# Please help ID this thing



## Greg_o (Mar 4, 2010)

Would love to know what this is, or what's going on here.

Is this candy cane a gonner? If so, can I 'save' an area that appears to be unaffected?


----------



## Will (Jul 24, 2008)

Im sure that it's a type of sponge Greg. Leaving it out in the air a while may kill it mostly, while the coral should produce some mucous to keep it moistend?


----------



## Greg_o (Mar 4, 2010)

Thanks Will.

Outside of the water it appears there's all sorts of things on it.










Melting










Back in










Maybe didn't leave it out long enough.


----------



## Will (Jul 24, 2008)

Looks improved. Might take several exposures. Just wiat for the coral to poof up normally again first. Also, might help to pat it dry with an aborbant material.


----------



## Greg_o (Mar 4, 2010)

How bad are these guys? If they weren't affecting corals, would you leave them? Looking around on the webs I find some people are pretty complacent with sponges.


----------



## Will (Jul 24, 2008)

Sponges are ridiculously beautiful imo.

Greg, I don't have a lot of experience with them, just a little really. But I know that their growth is exponential. And once they are somewhere in your tank, they can appear elsewhere in your system easily. If they didn't bother anything, they would probably be a very benificial living water scrubber/filter- but given their growth and potential invasiveness, it may be asking for trouble to let them spread far before acting.

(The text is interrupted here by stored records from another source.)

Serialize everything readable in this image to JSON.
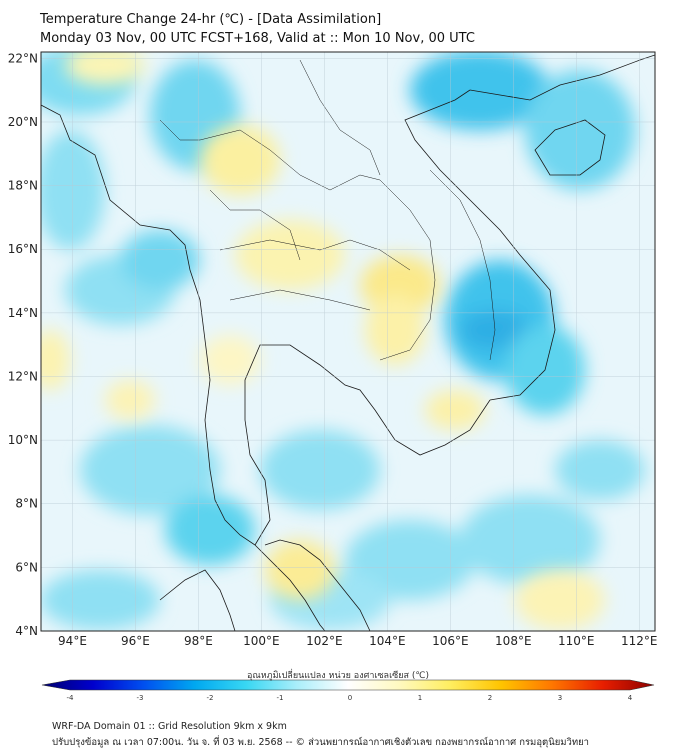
{
  "header": {
    "title_line1": "Temperature Change 24-hr (℃) - [Data Assimilation]",
    "title_line2": "Monday 03 Nov, 00 UTC FCST+168, Valid at :: Mon 10 Nov, 00 UTC"
  },
  "map": {
    "lat_labels": [
      "22°N",
      "20°N",
      "18°N",
      "16°N",
      "14°N",
      "12°N",
      "10°N",
      "8°N",
      "6°N",
      "4°N"
    ],
    "lon_labels": [
      "94°E",
      "96°E",
      "98°E",
      "100°E",
      "102°E",
      "104°E",
      "106°E",
      "108°E",
      "110°E",
      "112°E"
    ],
    "lon_range": [
      93,
      112.5
    ],
    "lat_range": [
      4,
      22.2
    ],
    "colors": {
      "ocean_base": "#e8f6fb",
      "warm": "#fbf3a8",
      "cool": "#5cd3ee",
      "deep_cool": "#2eaee4",
      "border": "#1a1a1a"
    }
  },
  "colorbar": {
    "title": "อุณหภูมิเปลี่ยนแปลง หน่วย องศาเซลเซียส (℃)",
    "ticks": [
      "-4",
      "-3",
      "-2",
      "-1",
      "0",
      "1",
      "2",
      "3",
      "4"
    ],
    "min": -4,
    "max": 4,
    "stops": [
      "#00006e",
      "#0000cd",
      "#0050f0",
      "#00a8f0",
      "#38d7f3",
      "#aaeefa",
      "#ffffff",
      "#fff9c0",
      "#ffee60",
      "#ffc400",
      "#ff7700",
      "#e81e00",
      "#8b0000"
    ]
  },
  "footer": {
    "line1": "WRF-DA Domain 01 :: Grid Resolution 9km x 9km",
    "line2": "ปรับปรุงข้อมูล ณ เวลา 07:00น. วัน จ. ที่ 03 พ.ย. 2568 -- © ส่วนพยากรณ์อากาศเชิงตัวเลข กองพยากรณ์อากาศ กรมอุตุนิยมวิทยา"
  }
}
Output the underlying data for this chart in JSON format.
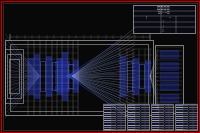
{
  "bg_color": "#080808",
  "border_color": "#bb0000",
  "line_white": "#b0b0b0",
  "line_blue": "#2233bb",
  "line_blue2": "#3355dd",
  "line_cyan": "#00aaaa",
  "fig_w": 2.0,
  "fig_h": 1.33,
  "dpi": 100
}
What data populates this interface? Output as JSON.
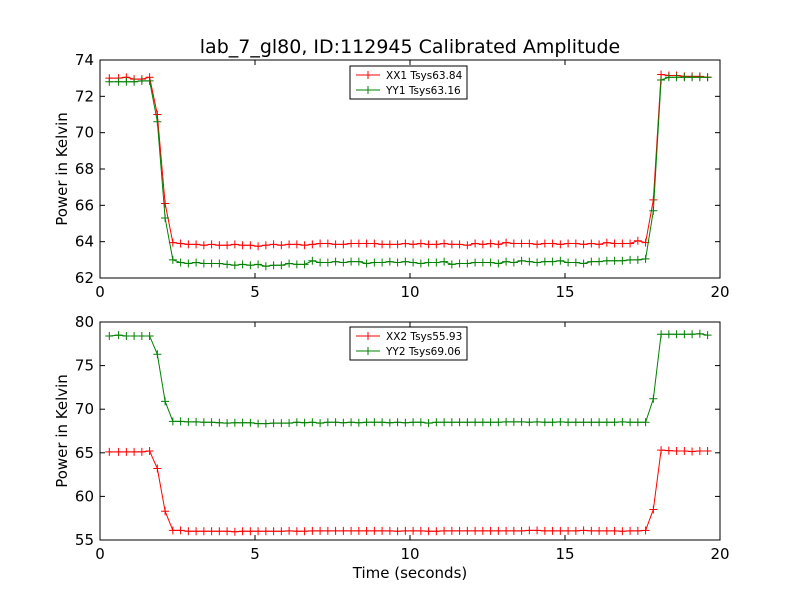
{
  "chart_data": [
    {
      "type": "line",
      "title": "lab_7_gl80, ID:112945 Calibrated Amplitude",
      "xlabel": "",
      "ylabel": "Power in Kelvin",
      "xlim": [
        0,
        20
      ],
      "ylim": [
        62,
        74
      ],
      "xticks": [
        0,
        5,
        10,
        15,
        20
      ],
      "yticks": [
        62,
        64,
        66,
        68,
        70,
        72,
        74
      ],
      "xtick_labels": [
        "0",
        "5",
        "10",
        "15",
        "20"
      ],
      "ytick_labels": [
        "62",
        "64",
        "66",
        "68",
        "70",
        "72",
        "74"
      ],
      "grid": false,
      "legend_position": "top-center",
      "x": [
        0.3,
        0.6,
        0.85,
        1.1,
        1.35,
        1.6,
        1.85,
        2.1,
        2.35,
        2.6,
        2.85,
        3.1,
        3.35,
        3.6,
        3.85,
        4.1,
        4.35,
        4.6,
        4.85,
        5.1,
        5.35,
        5.6,
        5.85,
        6.1,
        6.35,
        6.6,
        6.85,
        7.1,
        7.35,
        7.6,
        7.85,
        8.1,
        8.35,
        8.6,
        8.85,
        9.1,
        9.35,
        9.6,
        9.85,
        10.1,
        10.35,
        10.6,
        10.85,
        11.1,
        11.35,
        11.6,
        11.85,
        12.1,
        12.35,
        12.6,
        12.85,
        13.1,
        13.35,
        13.6,
        13.85,
        14.1,
        14.35,
        14.6,
        14.85,
        15.1,
        15.35,
        15.6,
        15.85,
        16.1,
        16.35,
        16.6,
        16.85,
        17.1,
        17.35,
        17.6,
        17.85,
        18.1,
        18.35,
        18.6,
        18.85,
        19.1,
        19.35,
        19.6
      ],
      "series": [
        {
          "name": "XX1 Tsys63.84",
          "color": "#ff0000",
          "values": [
            73.0,
            73.0,
            73.05,
            72.95,
            72.95,
            73.05,
            71.0,
            66.1,
            63.95,
            63.9,
            63.85,
            63.85,
            63.8,
            63.85,
            63.8,
            63.8,
            63.85,
            63.8,
            63.8,
            63.75,
            63.8,
            63.85,
            63.8,
            63.85,
            63.85,
            63.8,
            63.85,
            63.9,
            63.9,
            63.85,
            63.85,
            63.9,
            63.9,
            63.9,
            63.9,
            63.85,
            63.85,
            63.85,
            63.9,
            63.85,
            63.9,
            63.85,
            63.85,
            63.9,
            63.85,
            63.85,
            63.8,
            63.9,
            63.85,
            63.9,
            63.85,
            63.95,
            63.9,
            63.9,
            63.9,
            63.85,
            63.9,
            63.9,
            63.85,
            63.9,
            63.9,
            63.85,
            63.9,
            63.85,
            63.95,
            63.9,
            63.9,
            63.9,
            64.05,
            63.95,
            66.3,
            73.2,
            73.15,
            73.15,
            73.1,
            73.1,
            73.1,
            73.05
          ]
        },
        {
          "name": "YY1 Tsys63.16",
          "color": "#008000",
          "values": [
            72.8,
            72.8,
            72.8,
            72.8,
            72.85,
            72.85,
            70.6,
            65.3,
            63.0,
            62.85,
            62.8,
            62.85,
            62.8,
            62.8,
            62.8,
            62.75,
            62.7,
            62.75,
            62.7,
            62.75,
            62.65,
            62.7,
            62.7,
            62.8,
            62.75,
            62.75,
            62.95,
            62.85,
            62.85,
            62.9,
            62.85,
            62.9,
            62.9,
            62.8,
            62.85,
            62.85,
            62.9,
            62.85,
            62.9,
            62.85,
            62.8,
            62.85,
            62.85,
            62.9,
            62.75,
            62.8,
            62.8,
            62.85,
            62.85,
            62.85,
            62.8,
            62.9,
            62.85,
            62.95,
            62.9,
            62.85,
            62.9,
            62.9,
            62.95,
            62.85,
            62.85,
            62.8,
            62.9,
            62.9,
            62.95,
            62.95,
            62.95,
            63.0,
            63.0,
            63.05,
            65.7,
            72.9,
            73.05,
            73.05,
            73.05,
            73.05,
            73.05,
            73.05
          ]
        }
      ]
    },
    {
      "type": "line",
      "title": "",
      "xlabel": "Time (seconds)",
      "ylabel": "Power in Kelvin",
      "xlim": [
        0,
        20
      ],
      "ylim": [
        55,
        80
      ],
      "xticks": [
        0,
        5,
        10,
        15,
        20
      ],
      "yticks": [
        55,
        60,
        65,
        70,
        75,
        80
      ],
      "xtick_labels": [
        "0",
        "5",
        "10",
        "15",
        "20"
      ],
      "ytick_labels": [
        "55",
        "60",
        "65",
        "70",
        "75",
        "80"
      ],
      "grid": false,
      "legend_position": "top-center",
      "x": [
        0.3,
        0.6,
        0.85,
        1.1,
        1.35,
        1.6,
        1.85,
        2.1,
        2.35,
        2.6,
        2.85,
        3.1,
        3.35,
        3.6,
        3.85,
        4.1,
        4.35,
        4.6,
        4.85,
        5.1,
        5.35,
        5.6,
        5.85,
        6.1,
        6.35,
        6.6,
        6.85,
        7.1,
        7.35,
        7.6,
        7.85,
        8.1,
        8.35,
        8.6,
        8.85,
        9.1,
        9.35,
        9.6,
        9.85,
        10.1,
        10.35,
        10.6,
        10.85,
        11.1,
        11.35,
        11.6,
        11.85,
        12.1,
        12.35,
        12.6,
        12.85,
        13.1,
        13.35,
        13.6,
        13.85,
        14.1,
        14.35,
        14.6,
        14.85,
        15.1,
        15.35,
        15.6,
        15.85,
        16.1,
        16.35,
        16.6,
        16.85,
        17.1,
        17.35,
        17.6,
        17.85,
        18.1,
        18.35,
        18.6,
        18.85,
        19.1,
        19.35,
        19.6
      ],
      "series": [
        {
          "name": "XX2 Tsys55.93",
          "color": "#ff0000",
          "values": [
            65.1,
            65.1,
            65.1,
            65.1,
            65.1,
            65.2,
            63.2,
            58.3,
            56.1,
            56.1,
            56.0,
            56.0,
            56.0,
            56.0,
            56.0,
            56.0,
            55.95,
            56.0,
            56.0,
            56.0,
            56.0,
            56.0,
            56.0,
            56.05,
            56.0,
            56.0,
            56.05,
            56.05,
            56.05,
            56.05,
            56.05,
            56.05,
            56.05,
            56.05,
            56.05,
            56.05,
            56.05,
            56.0,
            56.05,
            56.05,
            56.05,
            56.0,
            56.0,
            56.05,
            56.05,
            56.05,
            56.05,
            56.05,
            56.05,
            56.05,
            56.05,
            56.05,
            56.05,
            56.05,
            56.1,
            56.1,
            56.05,
            56.05,
            56.05,
            56.05,
            56.05,
            56.1,
            56.05,
            56.05,
            56.05,
            56.05,
            56.0,
            56.05,
            56.05,
            56.1,
            58.5,
            65.3,
            65.25,
            65.2,
            65.2,
            65.15,
            65.2,
            65.2
          ]
        },
        {
          "name": "YY2 Tsys69.06",
          "color": "#008000",
          "values": [
            78.4,
            78.5,
            78.4,
            78.4,
            78.4,
            78.4,
            76.3,
            70.9,
            68.6,
            68.6,
            68.55,
            68.55,
            68.5,
            68.5,
            68.45,
            68.4,
            68.45,
            68.45,
            68.45,
            68.35,
            68.35,
            68.4,
            68.4,
            68.4,
            68.5,
            68.45,
            68.5,
            68.4,
            68.5,
            68.5,
            68.45,
            68.5,
            68.45,
            68.5,
            68.5,
            68.5,
            68.45,
            68.5,
            68.45,
            68.5,
            68.5,
            68.4,
            68.5,
            68.5,
            68.5,
            68.5,
            68.5,
            68.5,
            68.5,
            68.5,
            68.5,
            68.55,
            68.55,
            68.55,
            68.5,
            68.55,
            68.5,
            68.5,
            68.55,
            68.5,
            68.5,
            68.5,
            68.5,
            68.5,
            68.5,
            68.5,
            68.55,
            68.5,
            68.5,
            68.5,
            71.2,
            78.6,
            78.6,
            78.6,
            78.6,
            78.6,
            78.65,
            78.5
          ]
        }
      ]
    }
  ]
}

If you were doing soemthing like a sponge and macro algae garden, they;d be very cool and welcome.


----------



## Nighttrooper (Apr 19, 2011)

pineapple sponge
they are filter feeder
cleans water


----------



## wtac (Mar 17, 2006)

The sponges are just growing well as the conditions are right for them. Unfortunately, it's just growing where they are causing problems for the coral and you have to take action or they will grow to a point and choke out a polyp head.

Personally I leave them as they are part of the biodiversity of the system and as Nighttrooper mentioned, are filter feeders to help with removing particulate organic matter (POM) in the water column. Just trim/remove as you see fit. If they are growing _too fast_, cut back on the feeding just a bit 

JM2C/E


----------



## Tim (Dec 11, 2011)

very attractive sponge. Did it just come on as a hitchiker?

I want one for my fuge


----------



## Greg_o (Mar 4, 2010)

Thanks all for the advice. Yes these were hitch hikers.


----------